Enfin, de notre point de vue, la démocratie n’est pas tant une question d’efficacité que de la nature du pouvoir. L’approche « efficacité » permet d’essayer de nous persuader qu’il s’agit seulement de maîtriser un certain nombre de mécanismes nécessitant une certaine évolution. La qualité du leadership, la solidité des institutions évoluant d’une élection à l’autre comme nous le répètent les Français : si vous avez mis 50 ans à essayer d’être des pays développés, prenez votre temps…même la démocratie, vous y arriverez…prenez encore 50 ans, faites des progrès dans le respect des droits humains et tout ira mieux dans le meilleur des mondes ! Constitution ? La première que nous avons eue, fût l’œuvre de deux français…et d’ailleurs aujourd’hui, nous fonctionnons avec deux Constitutions selon l’humeur du président ! Le Cameroun est doté d’une bonne Constitution et de bonnes lois…C’est l’application qui cloche : quelle grosse blague ! La mesure de la démocratie c’est le degré de souveraineté d’un peuple. Et nous, nous savons que le peuple camerounais n’est pas souverain. Alors ne craignez pas d’être accusé d’ingérence au Cameroun, ce sont des étrangers qui font la loi chez nous, des étrangers qui gouvernent le Cameroun, ils ont même définitivement fixé notre humanité au stade primaire de la tribu ! Les intérêts étrangers sont prioritaires au Cameroun depuis si longtemps…que la pauvreté de notre peuple devient chaque jour de plus en plus irrémédiable. Comme s’il y a des peuples – ceux d’Afrique- qui sont assignés à la pauvreté, définitivement, pendant que d’autres s’humanisent tous les jours un peu plus grâce à nos richesses. Au nom de quel péché originel ?
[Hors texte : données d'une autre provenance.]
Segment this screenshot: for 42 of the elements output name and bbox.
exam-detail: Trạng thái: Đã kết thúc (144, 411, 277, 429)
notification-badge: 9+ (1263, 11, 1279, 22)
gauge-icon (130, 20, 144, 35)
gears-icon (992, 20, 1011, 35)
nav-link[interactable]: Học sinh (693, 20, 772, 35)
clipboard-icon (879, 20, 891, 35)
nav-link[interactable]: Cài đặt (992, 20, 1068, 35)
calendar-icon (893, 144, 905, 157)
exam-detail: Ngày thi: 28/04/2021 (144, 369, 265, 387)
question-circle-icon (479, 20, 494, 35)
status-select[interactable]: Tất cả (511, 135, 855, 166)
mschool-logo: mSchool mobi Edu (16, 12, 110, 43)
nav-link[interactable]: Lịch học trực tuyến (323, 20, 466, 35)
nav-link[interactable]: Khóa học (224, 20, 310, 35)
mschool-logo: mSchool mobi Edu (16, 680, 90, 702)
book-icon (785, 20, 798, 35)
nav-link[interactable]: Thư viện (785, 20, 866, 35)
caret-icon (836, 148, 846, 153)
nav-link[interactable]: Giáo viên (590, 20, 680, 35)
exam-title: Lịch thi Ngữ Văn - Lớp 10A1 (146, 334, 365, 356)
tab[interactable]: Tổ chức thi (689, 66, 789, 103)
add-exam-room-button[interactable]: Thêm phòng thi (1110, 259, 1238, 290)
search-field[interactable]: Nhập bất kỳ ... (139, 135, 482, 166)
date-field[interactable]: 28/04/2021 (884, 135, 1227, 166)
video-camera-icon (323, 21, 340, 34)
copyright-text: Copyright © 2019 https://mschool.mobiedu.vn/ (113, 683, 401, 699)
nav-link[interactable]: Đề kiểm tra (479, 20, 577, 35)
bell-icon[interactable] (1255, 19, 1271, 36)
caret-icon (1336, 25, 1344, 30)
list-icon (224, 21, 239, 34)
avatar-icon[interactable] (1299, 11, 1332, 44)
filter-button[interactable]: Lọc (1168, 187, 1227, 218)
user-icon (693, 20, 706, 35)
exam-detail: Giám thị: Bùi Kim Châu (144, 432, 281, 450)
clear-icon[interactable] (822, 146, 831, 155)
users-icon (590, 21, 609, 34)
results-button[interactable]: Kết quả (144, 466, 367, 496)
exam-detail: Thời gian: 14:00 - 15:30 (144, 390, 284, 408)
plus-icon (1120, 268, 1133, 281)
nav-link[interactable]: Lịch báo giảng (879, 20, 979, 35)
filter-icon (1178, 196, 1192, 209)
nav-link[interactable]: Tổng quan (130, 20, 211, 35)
Votre nouvelle mission chez nous
Alors que je vous réexplique Excellence, ce que le peuple camerounais attend des Etats-Unis d’ Amérique puisque même avec des chaînes aux pieds, nous avons construit l’Amérique. Nous attendons un retour d’ascenseur. Non pas des histoires de développement mais un vrai soutien politique : une sorte de débarquement ... pour nous sortir de ce régime politique. Rien ne prouve que si vous n’aviez pas débarqué en Normandie, la France ne serait pas aujourd’hui sous l’emprise du chaos. Il existe un mouvement de résistance dans ce pays depuis que les Nations Unies nous ont refusé l’accession à l’indépendance par la voie démocratique. Et nous savons tous qu’aucun pays au monde ne s’est jamais sorti de ce genre de régime politique par sa seule résistance interne. Il s’agit de nous aider à renégocier notre souveraineté, un nouveau statut politique. Vous seul pouvez faire comprendre à nos « anciens maîtres » que vouloir changer de régime politique cela n’a rien de criminel et que cela ne relève pas du terrorisme. Nous devons progresser en tandem plutôt qu’en rangs dispersés, et que les citoyens de chaque pays devraient jouir d’une égalité de chances et des mêmes libertés… c’est tout simplement une façon de partager notre vision de ce que nous souhaitons pour tous les peuples du monde. Voilà qui est bien dit.
D’abord au niveau des principes : Les valeurs consignées dans la Déclaration universelle des droits de l’homme et dans d’autres engagements mondiaux et régionaux sont compatibles avec les valeurs sur lesquelles les Etats-Unis ont été fondés il y a des siècles. Cela tombe bien. Les fondamentaux de notre combat politique sont : la souveraineté populaire, l’Etat de droit donc les droits humains universellement reconnus et l’organisation d’une Société plurielle capable de trouver des solutions aux problèmes posés par notre vivre ensemble : un des pays les plus riches du Continent, classés définitivement pays pauvre très endetté...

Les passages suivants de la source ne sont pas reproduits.